Dignity at Work - How Americans Experience Work

Helping people at their worst time by being the best type of person

Joseph Finocchiaro - Funeral Service Educator, Miami Dade College, Miami, Florida

Feature | 29 July 2020
Funeral directors need to be good communicators, empathetic and to remain a source of hope to the deceased’s family. ILO Photo/John Isaac
“Something that people just don't hear enough about is how caring, compassionate and wonderful people who go into this industry are,” says Joseph Finocchiaro, a certified mortician and embalmer, and associate professor at Miami Dade College in Florida.

As an educator, Joseph trains people who want to go into funeral service, giving them the skills and the guidance they need to navigate both the positives and the negatives of the profession.

“You need a person who is going to excel at what they do and not see this as just another industry,” says Joseph. “This is an individual who is both very empathetic and can also maintain a certain professional distance. It’s very similar to what doctors and nurses have to go through when treating patients, especially those who are dealing with end-of-life care.”

To understand and acknowledge that a person has passed away, Joseph says families need to see their mortal remains in some way, shape or form. “You never dehumanize the process,” he says. “The goal of restoration when you embalm is to try to get the body as normal looking as possible. We can't erase what disease has done, but we can lessen the impact of it.”

A lifelong liturgical musician, Joseph earned a bachelor’s and master’s degree in operatic music, has sung in Ireland, performed for an audience of 15,000 at the University of South Florida, and even in St Peter’s Basilica at the Vatican. And even though Joseph wanted to be a professional singer the “overwhelming lack of support of the arts”, the fact that only a “handful of singers make it to the operatic circuit”, and big development in his life made him change direction.



“ When I had my daughter that kind of shifted my priorities. I could not go on being the starving musician like I was as an undergrad. I did just about every type of job you can imagine like a waiter or a security guard. So when you are faced with the need of having to make a paycheck you have to be honest with yourself and make a paradigm shift of philosophy and goals,” said Joseph.

One day a college friend told him the local funeral home was hiring. “I put on my suit and went over there,” remembers Joseph. “At that time, I had only sung at one funeral, as a choirboy.” The owner asked him if he had a problem dressing a corpse. “And I said, sir, if your check doesn’t bounce, I will do whatever you want me to, today. And so I started dressing bodies.”

Biology, math and chemistry are very important to students when learning to be a mortician. ILO Photo/John Isaac
After a career as a mortician and embalmer, Joseph made the transition to education. As program coordinator of Funeral Service Education at Miami Dade College, he trains people as funeral directors, embalmers or a combination of the two. “What’s unique about the program at Miami Dade College is not only do we produce for the State of Florida, but for other states as well as the outlying islands. It's not uncommon to have students come to us from the Bahamas, Jamaica, the Dominican Republic, Haiti or even Latin America.”

Funeral service is a very consumer-driven industry. And as consumer trends change, people are seeking out new technologies. Joseph predicts video streaming will be an important part of the future. “The pandemic prompted an immediate need for streaming, which was once considered a premium service. Now funeral directors need it just to keep the doors open. We are going to see a lot more engagement with the technology.”

There’s a large movement away from the traditional concept of what funerals are to what they might be, says Joseph. Several new approaches are evolving in the business such as alkaline hydrolysis and deep-freezing human remains into a particulate. The first “green cemeteries” featuring the composting of human remains are also starting. Families can take the material created in the composting process home and place it in the garden.

During the pandemic, one of the toughest things for grieving families to bear is no longer being able to gather together at funeral services. “We are in the people business and we are also a service business,” says Joseph. “When you remove that, something is lost.” But Joseph believes there may actually be a positive response. “People will realize that the need to memorialize a loved one’s death is very important and very valuable.”
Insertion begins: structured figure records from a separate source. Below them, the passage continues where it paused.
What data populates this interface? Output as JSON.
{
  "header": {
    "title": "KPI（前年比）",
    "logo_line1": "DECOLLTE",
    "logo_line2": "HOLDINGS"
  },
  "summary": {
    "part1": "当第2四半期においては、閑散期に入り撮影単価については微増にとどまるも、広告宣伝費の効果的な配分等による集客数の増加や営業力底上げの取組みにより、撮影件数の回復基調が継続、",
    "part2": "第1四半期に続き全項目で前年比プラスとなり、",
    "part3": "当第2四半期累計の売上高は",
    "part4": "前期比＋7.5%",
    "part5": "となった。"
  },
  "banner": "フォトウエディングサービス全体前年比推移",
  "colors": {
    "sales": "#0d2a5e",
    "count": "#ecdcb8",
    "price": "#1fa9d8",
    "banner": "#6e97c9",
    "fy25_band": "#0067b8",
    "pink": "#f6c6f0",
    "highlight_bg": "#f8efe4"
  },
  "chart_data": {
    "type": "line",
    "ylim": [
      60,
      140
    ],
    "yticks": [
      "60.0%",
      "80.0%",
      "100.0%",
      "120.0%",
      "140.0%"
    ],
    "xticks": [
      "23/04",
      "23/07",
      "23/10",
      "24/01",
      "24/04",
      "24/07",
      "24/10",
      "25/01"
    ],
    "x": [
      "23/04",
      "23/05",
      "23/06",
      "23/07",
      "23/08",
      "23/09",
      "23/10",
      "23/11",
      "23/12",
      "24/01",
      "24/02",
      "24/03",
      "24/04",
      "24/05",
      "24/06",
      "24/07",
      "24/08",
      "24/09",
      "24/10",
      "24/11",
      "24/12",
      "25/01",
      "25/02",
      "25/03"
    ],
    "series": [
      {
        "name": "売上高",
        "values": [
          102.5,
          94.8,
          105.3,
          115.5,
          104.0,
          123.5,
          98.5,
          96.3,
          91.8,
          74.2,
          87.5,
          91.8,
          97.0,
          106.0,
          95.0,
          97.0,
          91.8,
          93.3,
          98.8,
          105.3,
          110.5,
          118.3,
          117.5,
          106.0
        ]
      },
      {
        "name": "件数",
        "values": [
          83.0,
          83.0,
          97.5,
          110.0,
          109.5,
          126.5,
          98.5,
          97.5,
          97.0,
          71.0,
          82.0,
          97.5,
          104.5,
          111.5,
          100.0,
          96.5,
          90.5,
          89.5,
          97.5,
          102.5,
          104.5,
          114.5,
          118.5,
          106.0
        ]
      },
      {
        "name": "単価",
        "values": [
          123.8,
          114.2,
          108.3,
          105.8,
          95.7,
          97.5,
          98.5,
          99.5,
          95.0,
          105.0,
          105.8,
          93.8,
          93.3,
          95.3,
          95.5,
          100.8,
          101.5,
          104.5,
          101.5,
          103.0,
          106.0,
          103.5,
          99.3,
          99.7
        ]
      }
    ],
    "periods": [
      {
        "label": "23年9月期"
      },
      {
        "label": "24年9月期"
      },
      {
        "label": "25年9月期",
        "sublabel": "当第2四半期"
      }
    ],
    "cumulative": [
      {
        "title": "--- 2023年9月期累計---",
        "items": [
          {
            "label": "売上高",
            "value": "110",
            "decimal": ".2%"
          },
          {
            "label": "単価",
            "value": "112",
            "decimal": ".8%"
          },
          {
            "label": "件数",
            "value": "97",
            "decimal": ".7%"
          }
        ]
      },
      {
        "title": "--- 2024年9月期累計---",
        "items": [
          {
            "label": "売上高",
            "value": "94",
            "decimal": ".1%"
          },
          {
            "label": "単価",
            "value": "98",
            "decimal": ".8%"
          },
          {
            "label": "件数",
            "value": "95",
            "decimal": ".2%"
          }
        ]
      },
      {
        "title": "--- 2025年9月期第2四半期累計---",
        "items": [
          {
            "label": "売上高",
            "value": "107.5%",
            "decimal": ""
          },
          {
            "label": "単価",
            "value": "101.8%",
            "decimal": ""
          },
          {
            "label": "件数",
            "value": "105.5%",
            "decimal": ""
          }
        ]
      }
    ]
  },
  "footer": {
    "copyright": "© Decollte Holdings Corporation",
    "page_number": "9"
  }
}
The compassion and empathy that help funeral directors connect with grieving people goes along with significant pressure, says Joseph. “The very thing that allows them to connect with people can result in overwhelming stress afterwards, when they decompress. How to handle that is something that professionals have to develop for themselves.”

As part of the grieving process, Joseph describes the special care that goes into attending to a loved one before they are presented to their family and friends. ILO Photo/John Isaac
The funeral services industry is unlike any other, he says. “There’s the science, there’s a business aspect, there is a religious aspect, there is a merchandising aspect and there are the specifics of the funeral service. I don’t think there is any other field where you can find all that.”

Educating future funeral directors, Joseph reminds his students how exceptionally rewarding the profession can be. “You will see some of the most beautiful things ever. You start learning a lot about people and how we can come together in grief. Funeral directors see Catholic funerals, Muslim funerals, Hindu funerals, and Buddhist funerals." 

“You learn so much about the beauty of these different faiths together,” he says. “When you get to lead and be a part of that, it resonates strongly with your soul.”